Gallium behavior and isotopic compositions in marine siliceous sediments from the southern Mariana Trench

Abstract

To further constrain the contribution of marine siliceous sediments in the subduction zones to the oceanic gallium (Ga) cycle, we investigated Ga geochemical behavior by examining the mineral, elemental and Ga isotopic compositions of siliceous sediments from the southern Mariana Trench (SMT). The results show that Ga contents vary from 15.6 to 17.6 μg/g (average = 16.7 μg/g) in the lower part of the sediment core but the lower Ga contents (2.7 to 10.9 μg/g, average = 5.9 μg/g) in the upper part. The systematic variation in geochemistry and mineralogical compositions indicates that abundant Ga in the lower part originates from volcanogenic/basaltic rocks, while the addition of biogenic SiO2 to the upper part dilutes the concentration of these source-rock components, resulting in the concomitant decreases in contents of Ga and other elements.

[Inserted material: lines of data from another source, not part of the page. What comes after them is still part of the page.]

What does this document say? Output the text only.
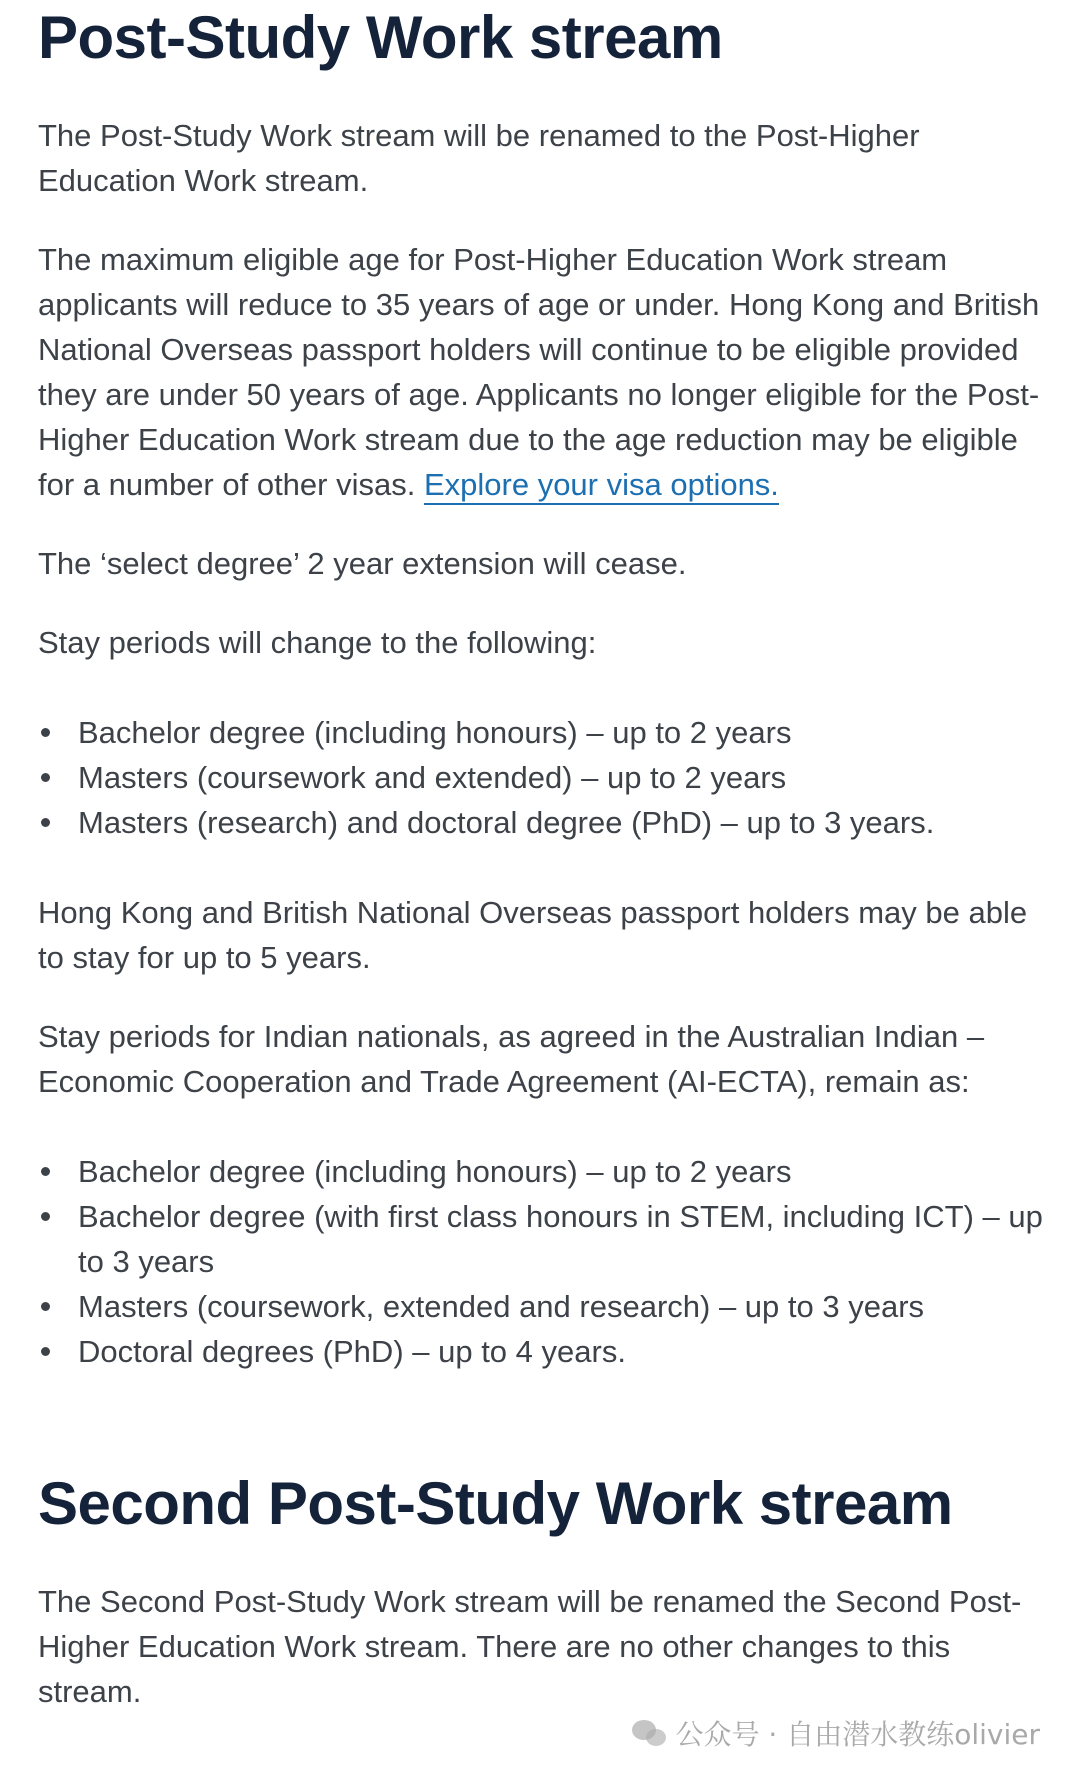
Post-Study Work stream

The Post-Study Work stream will be renamed to the Post-Higher Education Work stream.

The maximum eligible age for Post-Higher Education Work stream applicants will reduce to 35 years of age or under. Hong Kong and British National Overseas passport holders will continue to be eligible provided they are under 50 years of age. Applicants no longer eligible for the Post-Higher Education Work stream due to the age reduction may be eligible for a number of other visas. Explore your visa options.

The ‘select degree’ 2 year extension will cease.

Stay periods will change to the following:

Bachelor degree (including honours) – up to 2 years
Masters (coursework and extended) – up to 2 years
Masters (research) and doctoral degree (PhD) – up to 3 years.

Hong Kong and British National Overseas passport holders may be able to stay for up to 5 years.

Stay periods for Indian nationals, as agreed in the Australian Indian – Economic Cooperation and Trade Agreement (AI-ECTA), remain as:

Bachelor degree (including honours) – up to 2 years
Bachelor degree (with first class honours in STEM, including ICT) – up to 3 years
Masters (coursework, extended and research) – up to 3 years
Doctoral degrees (PhD) – up to 4 years.
Second Post-Study Work stream

The Second Post-Study Work stream will be renamed the Second Post-Higher Education Work stream. There are no other changes to this stream.

公众号 · 自由潜水教练olivier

Particularly, reverse weathering leads to an increase of Ga in the top section of the upper part by favoring an uptake of Ga in the seawater into aluminosilicates, as evidenced by the range of pH, Al/Nb, Ga/Nb, and Ga/Al variations. In contrast, δ71Ga values (relative to the Ga-IPGP standard) show a monotonous range from −0.06 to 0.05 ‰ (average = −0.01 ‰, n = 17), which is consistent with those for basalts (0.00 ± 0.05 ‰). We find that the addition of biogenic SiO2 and reverse weathering do not significantly change the Ga isotopic compositions in the SMT marine siliceous sediments. Collectively, our study highlights that marine siliceous sediments in the SMT may act as an isotopically light sink of Ga in the modern ocean via reverse weathering, and could shed new light for understanding the oceanic Ga cycles.